Implications of the study
If a subgroup of Swedish physicians use smoking status as a criterion in priority setting, as indicated in the present study, this is in violation of the intentions of the Swedish guidelines for priority setting in health care. Interestingly, this violation appears to stem, not from physicians wholeheartedly embracing the responsibility principle – as no association was seen between perception of responsibility for illness and inclination to treat – but possibly from lack of reflective equilibrium or from anti-smoker sentiment as described above. In order to resolve such inconsistencies or anti-smoker sentiment, in-depth discussions among Swedish physicians about the guidelines and their implications are probably needed. Also, observations of clinical practice are needed in order to determine whether these expressed values influence real-world priority setting.
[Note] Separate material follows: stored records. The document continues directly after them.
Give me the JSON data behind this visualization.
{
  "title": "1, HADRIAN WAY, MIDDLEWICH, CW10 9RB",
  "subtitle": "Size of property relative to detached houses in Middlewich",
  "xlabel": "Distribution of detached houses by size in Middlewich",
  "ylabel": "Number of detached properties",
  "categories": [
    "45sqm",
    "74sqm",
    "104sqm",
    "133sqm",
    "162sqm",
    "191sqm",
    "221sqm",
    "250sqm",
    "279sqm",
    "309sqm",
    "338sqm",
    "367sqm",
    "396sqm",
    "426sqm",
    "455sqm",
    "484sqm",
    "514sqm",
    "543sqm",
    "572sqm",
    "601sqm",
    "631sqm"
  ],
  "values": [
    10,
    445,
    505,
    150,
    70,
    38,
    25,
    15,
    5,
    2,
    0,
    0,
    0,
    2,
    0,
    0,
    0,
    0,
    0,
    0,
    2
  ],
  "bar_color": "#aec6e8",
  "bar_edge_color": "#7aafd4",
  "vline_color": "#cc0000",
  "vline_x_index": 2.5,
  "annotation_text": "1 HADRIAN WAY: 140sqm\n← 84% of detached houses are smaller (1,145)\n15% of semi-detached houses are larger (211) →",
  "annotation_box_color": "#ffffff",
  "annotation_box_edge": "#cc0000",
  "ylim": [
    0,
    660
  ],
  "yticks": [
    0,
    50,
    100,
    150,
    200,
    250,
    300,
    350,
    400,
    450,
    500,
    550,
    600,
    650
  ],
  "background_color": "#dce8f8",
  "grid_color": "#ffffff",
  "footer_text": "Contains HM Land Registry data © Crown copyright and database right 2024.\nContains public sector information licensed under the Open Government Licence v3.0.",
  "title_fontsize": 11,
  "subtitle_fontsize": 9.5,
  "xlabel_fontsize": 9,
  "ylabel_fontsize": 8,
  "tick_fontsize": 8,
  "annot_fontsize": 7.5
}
Furthermore, we describe a new method of inquiry into case-based decision making that can reveal controversial opinions even in the face of clear official guidelines. It might very well prove fruitful to apply this method to other harmful activities than smoking. Broadening the perspective, we think other questions in applied medical ethics could be addressed using this method.
Strengths and limitations of the study
The obvious strength of this study lies in the fact that it was conducted within the framework of an experimental, randomised and controlled trial, placing it higher in the evidence hierarchy than previous studies in this field. It was this experimental design that enabled us to reveal the difference between case-specific and official values and norms described above. Furthermore, as the randomisation process resulted in comparable groups regarding relevant aspects, the design minimised the risk of bias.
However, due to the relatively low response-rate among physicians, we cannot know to what degree the results are generalisable. Comments made by the respondents indicate that the physicians found the case description over-simplified, which could be a reason for the low response rate in that group.
The framing of the patient case in the questionnaire, in regard to the cost and expected effect of the new treatment, is also likely to have influenced the overall proportions of both physicians’ and the general populations’ inclination to offer treatment in both cases. Had the cost of the treatment been explicitly stated (and set rather low), more responders would probably have offered treatment – and vice-versa. However, the absolute proportions of those inclined to offer the proposed treatment are not our primary focus. Rather, the core issue is the demonstrated difference across the studied groups regarding inclination to treat the patient depending upon her smoking status.
Among the general population in our sample, there were only 5% current smokers. According to healthcare reports we would have expected rates of around 12-13% [25]. One smoking respondent from the general population stated that, to her, the questions were too sensitive to answer. If that feeling is shared by many smokers, it could help to explain the low inclusion of smokers. Also, there are well known socio-economical associations between smoking and education that render smokers less inclined to answer any questionnaire.